Anatomy of a Conspiracy Theory

Autor: Brie D. Sherwin
Rok vydání: 2021
Předmět:
Zdroj: Texas A&M Law Review. 8:537-581
DOI: 10.37419/lr.v8.i3.3
Popis: With COVID-19, we are facing the most serious public health threat of our lifetime. Now, more than ever, we need experts and sound scientific advice to guide critical decision-making during the pandemic.
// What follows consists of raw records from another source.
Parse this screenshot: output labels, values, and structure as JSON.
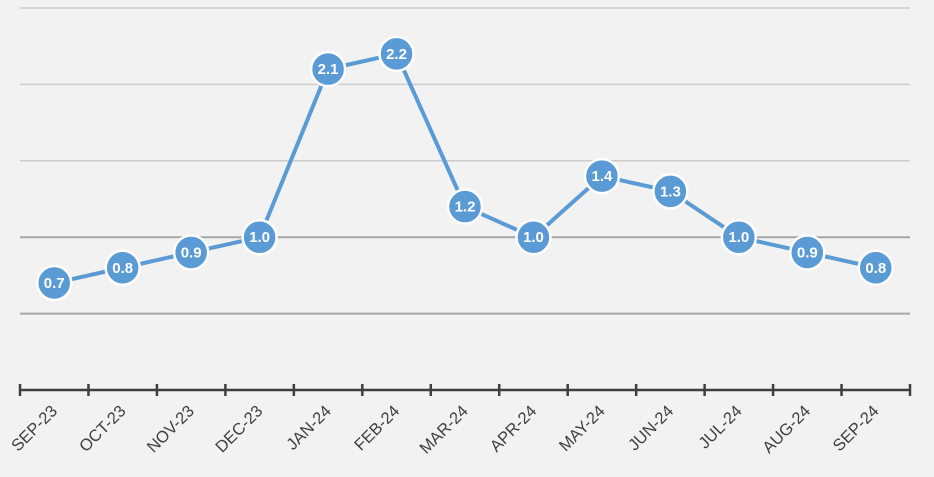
{
  "chart_data": {
    "type": "line",
    "categories": [
      "SEP-23",
      "OCT-23",
      "NOV-23",
      "DEC-23",
      "JAN-24",
      "FEB-24",
      "MAR-24",
      "APR-24",
      "MAY-24",
      "JUN-24",
      "JUL-24",
      "AUG-24",
      "SEP-24"
    ],
    "series": [
      {
        "values": [
          0.7,
          0.8,
          0.9,
          1.0,
          2.1,
          2.2,
          1.2,
          1.0,
          1.4,
          1.3,
          1.0,
          0.9,
          0.8
        ]
      }
    ],
    "data_labels": [
      "0.7",
      "0.8",
      "0.9",
      "1.0",
      "2.1",
      "2.2",
      "1.2",
      "1.0",
      "1.4",
      "1.3",
      "1.0",
      "0.9",
      "0.8"
    ],
    "ylim": [
      0,
      2.5
    ],
    "y_gridlines": [
      0.5,
      1.0,
      1.5,
      2.0,
      2.5
    ],
    "highlighted_gridlines": [
      0.5,
      1.0
    ],
    "grid": true,
    "y_tick_labels_shown": false,
    "legend": "none",
    "title": "",
    "xlabel": "",
    "ylabel": "",
    "colors": {
      "line": "#5b9bd5",
      "marker": "#5b9bd5",
      "marker_edge": "#ffffff",
      "data_label": "#ffffff",
      "background": "#f2f2f2",
      "grid": "#cccccc",
      "grid_dark": "#a6a6a6",
      "axis": "#3f3f3f"
    }
  }
}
With conspiracy theories and other similar rhetorical weapons being used to discredit our scientific experts, we face a myriad of misinformation, mistruths, and all-out attacks on our experts, breeding distrust between the public and the policymakers leading the fight against the pandemic. As President Trump took office, scientists were routinely denigrated and isolated. Furthermore, science denialism has permeated its way up to the highest levels of government, resulting in disastrous public policy decisions that have been detrimental to environmental and public health. Funding was cut for much-needed research on zoonotic-borne diseases, the U.S. government pulled its support from the Paris Climate Agreement in 2017, and well-respected scientists were removed from various advisory roles in agencies. Until the COVID-19 pandemic, many of these decisions went unnoticed by the general public. But, in courtrooms over the past thirty years, judges have recognized the danger of fake experts and acted as gatekeepers to ensure that experts are credible and that science is reliable. The use of Daubert in the courtroom has provided judges with a tool for allowing expert testimony that has met certain indicia of reliability, so jurors can focus on making factual determinations instead of judging whether the sources of the expertise should be trusted. Without a similar gatekeeping function in society, citizens must make those determinations on their own. Scientists and advocates of science should employ their own rhetorical methods to restore the credibility and importance of science in protecting our environment and now our health. Change can only truly come from the ground up. Citizens must actually believe that the climate is changing; they must believe that the health advice they are receiving from public health experts is accurate and trustworthy enough to follow. It is time to put science first—we can only do that if we stop science denialism in its tracks and restore resources and trust in our scientific community.